Szefowie Wizards mieli poinformować potencjalnych kontrahentów, że są gotowi odstąpić miejsce w drafcie w I rundzie (mają 15. numer w głosowaniu) wraz z jednym ze swoich koszykarzy, o ile miałoby dojść do korzystnej wymiany z innym klubem. Gortat może być dla niektórych łakomym kąskiem, bo został mu tylko rok kontraktu w Waszyngtonie (zarobi 13,5 mln USD), a zawodnicy z upływającymi wkrótce umowami są pożądani. Pozyskujące ich kluby mają bowiem pewność, że za rok odciążą im budżet ograniczony pułapem wynagrodzeń.

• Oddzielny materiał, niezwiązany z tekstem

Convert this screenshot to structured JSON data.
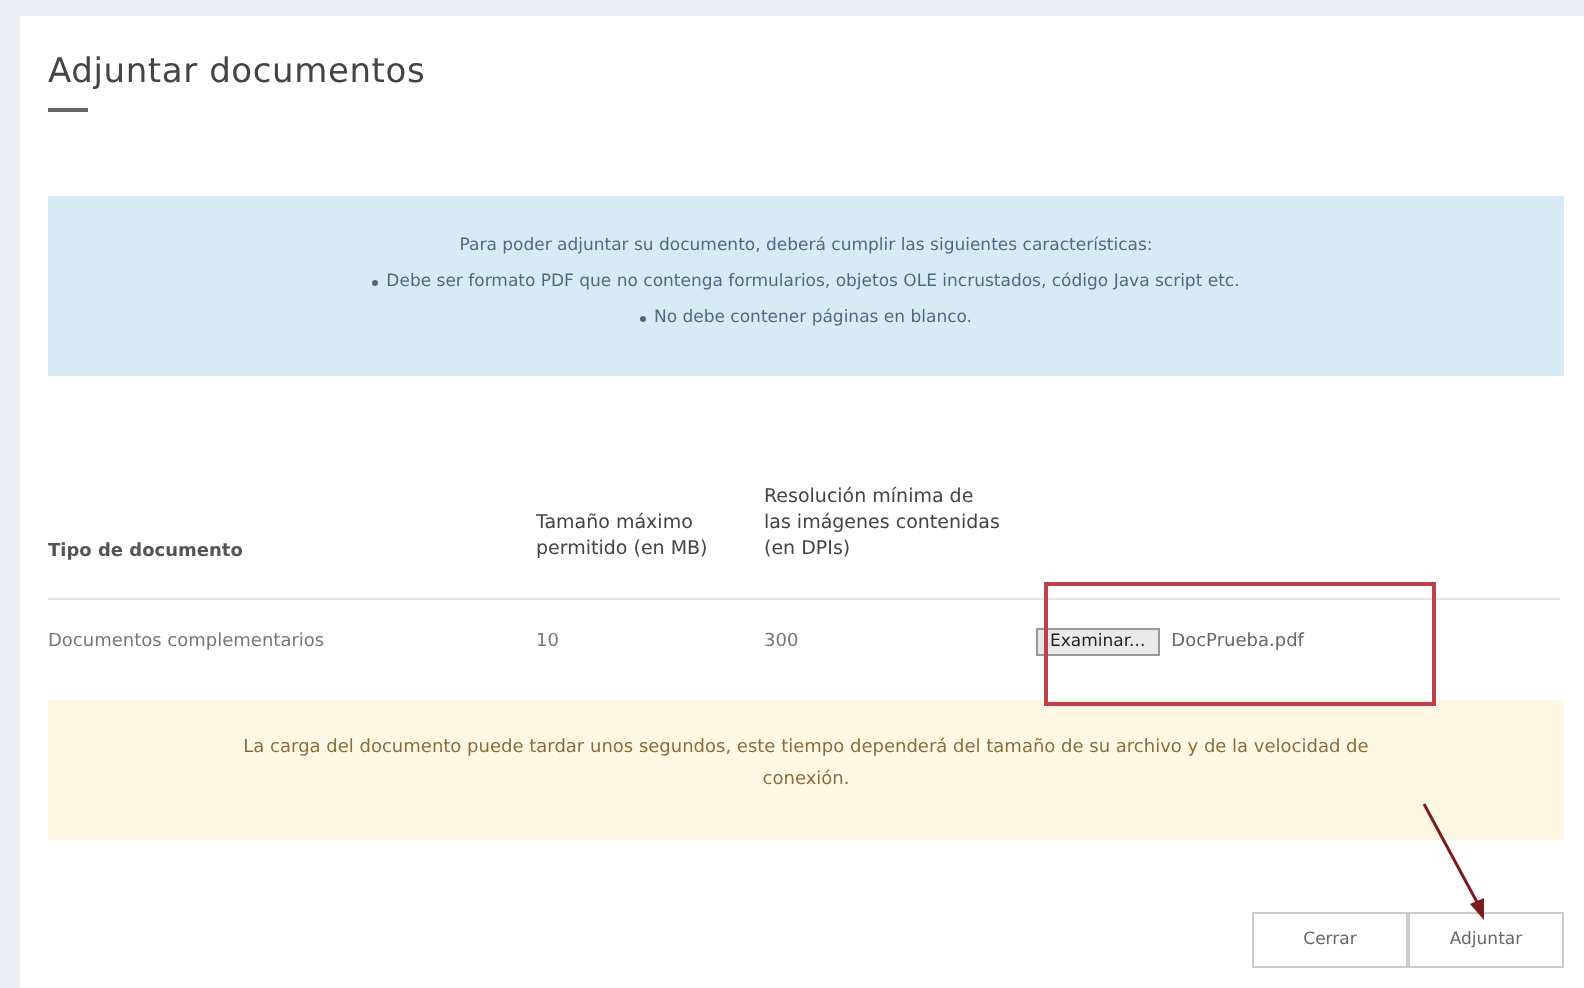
{
  "dialog": {
    "title": "Adjuntar documentos"
  },
  "requirements": {
    "intro": "Para poder adjuntar su documento, deberá cumplir las siguientes características:",
    "items": [
      "Debe ser formato PDF que no contenga formularios, objetos OLE incrustados, código Java script etc.",
      "No debe contener páginas en blanco."
    ]
  },
  "table": {
    "columns": [
      "Tipo de documento",
      "Tamaño máximo permitido (en MB)",
      "Resolución mínima de las imágenes contenidas (en DPIs)"
    ],
    "rows": [
      {
        "type": "Documentos complementarios",
        "max_size": "10",
        "min_resolution": "300",
        "browse_button": "Examinar...",
        "file_name": "DocPrueba.pdf"
      }
    ]
  },
  "notice": "La carga del documento puede tardar unos segundos, este tiempo dependerá del tamaño de su archivo y de la velocidad de conexión.",
  "buttons": [
    "Cerrar",
    "Adjuntar"
  ]
}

Informacje o tym, że działacze „Czarodziejów” rozważają scenariusz z oddaniem głosu w drafcie i jednego z obecnych graczy, podał portal „The Sports Capitol” zajmujący się sportem zawodowym w Waszyngtonie. Powołując się na źródła w NBA, podano, iż taka informacja poszła do menedżerów innych drużyn.
Gortata chciano się pozbyć kilka miesięcy temu. Wtedy o potencjalnym transferze informował ESPN. Ostatnio na powrót do tematu wskazywały też niedwuznaczne wypowiedzi lidera zespołu Johna Walla, który zimą miał nieporozumienia z Polakiem, a po sezonie stwierdził, że przydałoby się przewietrzenie składu.

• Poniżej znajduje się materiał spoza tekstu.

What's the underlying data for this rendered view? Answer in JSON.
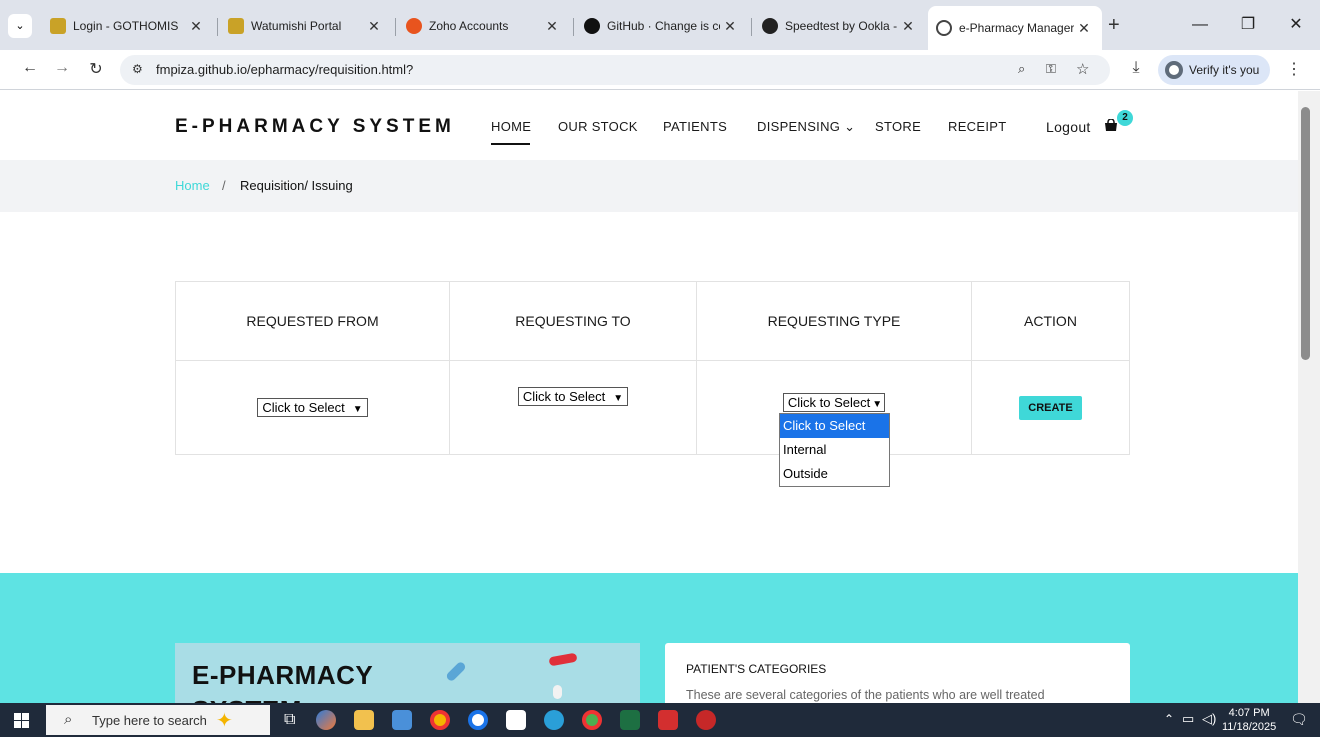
{
  "browser": {
    "tabs": [
      {
        "title": "Login - GOTHOMIS",
        "color": "#c9a227"
      },
      {
        "title": "Watumishi Portal",
        "color": "#c9a227"
      },
      {
        "title": "Zoho Accounts",
        "color": "#e8541e"
      },
      {
        "title": "GitHub · Change is co",
        "color": "#111111"
      },
      {
        "title": "Speedtest by Ookla -",
        "color": "#222222"
      },
      {
        "title": "e-Pharmacy Manager",
        "color": "#444444"
      }
    ],
    "new_tab": "+",
    "url": "fmpiza.github.io/epharmacy/requisition.html?",
    "verify_label": "Verify it's you"
  },
  "site": {
    "brand": "E-PHARMACY SYSTEM",
    "nav": {
      "home": "HOME",
      "stock": "OUR STOCK",
      "patients": "PATIENTS",
      "dispensing": "DISPENSING ⌄",
      "store": "STORE",
      "receipt": "RECEIPT",
      "logout": "Logout"
    },
    "cart_count": "2",
    "breadcrumb": {
      "home": "Home",
      "separator": "/",
      "current": "Requisition/ Issuing"
    },
    "table": {
      "headers": [
        "REQUESTED FROM",
        "REQUESTING TO",
        "REQUESTING TYPE",
        "ACTION"
      ],
      "select_placeholder": "Click to Select",
      "create_label": "CREATE"
    },
    "dropdown_options": [
      "Click to Select",
      "Internal",
      "Outside"
    ],
    "hero": {
      "title_line1": "E-PHARMACY",
      "title_line2": "SYSTEM",
      "info_title": "PATIENT'S CATEGORIES",
      "info_text": "These are several categories of the patients who are well treated"
    },
    "accent_color": "#3fd8d8"
  },
  "taskbar": {
    "search_placeholder": "Type here to search",
    "time": "4:07 PM",
    "date": "11/18/2025"
  }
}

W lutym sprawa nie doszła do skutku, ale teraz Wizards szukają możliwości odświeżenia składu po nieudanym sezonie. Jednak ponieważ przekraczają pułap wynagrodzeń NBA i muszą nawet płacić tzw. podatek od luksusu, nie ma mowy o dalszych inwestycjach i kupieniu latem wolnego strzelca. W grę wchodzą tylko wymiany z innymi klubami. Gortat należy do tych koszykarzy Wizards, których teoretycznie najłatwiej się pozbyć, bo ma w zespole najwyższy z upływających za rok kontraktów. Musi się tylko znaleźć chętny.